Mr Byers last night rejected Railtrack's demand for compensation of £1.85bn, saying: "The Government is committed to spending more than £30bn of public money on the rail network over the next 10 years. But taxpayers' money, which would otherwise be spent on key public services such as schools and hospitals, as well as railways, should not be used to compensate for the poor performance of private sector companies," he added. Mr Marshall replied last night by saying that Railtrack shareholders had a "strong and compelling case", adding: "We are determined to get value for our shareholders." He also indicated that its major shareholders were very likely to begin legal action against the Government. Mr Marshall met a group of big institutional shareholders and said afterwards: "There was considerable anger expressed at the meeting."

Odey Asset Management, which owns shares worth £5m, said it had hired lawyers to sue the Government over the company's collapse and expected to win most of its money back.

Edwin Coe, a London-based law firm that specialises in shareholder claims, is planning a meeting of investors later this month and said that a class-action claim is likely to be filed against the Government, Railtrack, its financial directors and financial advisers. David Greene, a lawyer with the firm, said: "The Government's about-turn in policy is behind this sudden collapse."
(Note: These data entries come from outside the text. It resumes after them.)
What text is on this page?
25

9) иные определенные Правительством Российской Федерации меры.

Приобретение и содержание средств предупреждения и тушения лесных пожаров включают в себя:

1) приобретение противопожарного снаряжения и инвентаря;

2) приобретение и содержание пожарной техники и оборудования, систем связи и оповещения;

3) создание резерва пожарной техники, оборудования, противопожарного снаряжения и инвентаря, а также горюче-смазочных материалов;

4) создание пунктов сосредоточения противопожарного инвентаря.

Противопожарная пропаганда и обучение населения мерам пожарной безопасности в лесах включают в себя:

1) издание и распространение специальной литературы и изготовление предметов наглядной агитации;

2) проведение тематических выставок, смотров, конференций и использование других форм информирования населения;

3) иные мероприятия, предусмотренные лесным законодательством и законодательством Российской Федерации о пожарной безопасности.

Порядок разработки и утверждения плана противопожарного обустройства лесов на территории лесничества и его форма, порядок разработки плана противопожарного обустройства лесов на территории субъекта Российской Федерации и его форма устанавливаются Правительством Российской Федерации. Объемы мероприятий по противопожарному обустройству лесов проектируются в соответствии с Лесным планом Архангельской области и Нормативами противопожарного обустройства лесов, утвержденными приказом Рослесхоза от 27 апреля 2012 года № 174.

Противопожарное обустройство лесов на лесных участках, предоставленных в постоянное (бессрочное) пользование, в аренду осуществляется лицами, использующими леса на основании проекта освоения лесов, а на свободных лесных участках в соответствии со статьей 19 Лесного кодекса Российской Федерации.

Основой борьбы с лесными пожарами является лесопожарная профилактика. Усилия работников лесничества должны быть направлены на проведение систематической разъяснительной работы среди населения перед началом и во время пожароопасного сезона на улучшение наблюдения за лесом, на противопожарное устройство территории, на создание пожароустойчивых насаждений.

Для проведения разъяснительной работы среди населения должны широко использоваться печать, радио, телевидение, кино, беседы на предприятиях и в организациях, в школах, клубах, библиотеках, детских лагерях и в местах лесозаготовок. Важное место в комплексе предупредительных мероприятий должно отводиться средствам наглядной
The next stage in the campaign to secure more compensation for shareholders will be a meeting to discuss Railtrack's stake in the Channel Tunnel Rail Link concession, which is worth £400m, or a further 75p a share. The right to operate the first phase of the CTRL, between Folkestone and North Kent, lies with Railtrack Group, which is not in administration, unlike Railtrack plc. Mr Marshall wants the Government to enable Railtrack to run the concession or sell it to another operator. Mr Byers said: "We will assist in identifying ways in which money belonging to Railtrack Group might be made available to shareholders, but we will not provide extra funding from the taxpayer to compensate shareholders."

Earlier, going into the meeting, Mr Marshall said Railtrack's 255,000 shareholders included staff, pensioners and people with savings. He went on: "They are not fat cats. We are going to set out what we think is the right thing to be offered to them."

Under the agreement reached yesterday, the £370m held at HSBC will be made available to shareholders when the new not-for-profit company is formed. In return, Railtrack has suspended legal action against HSBC.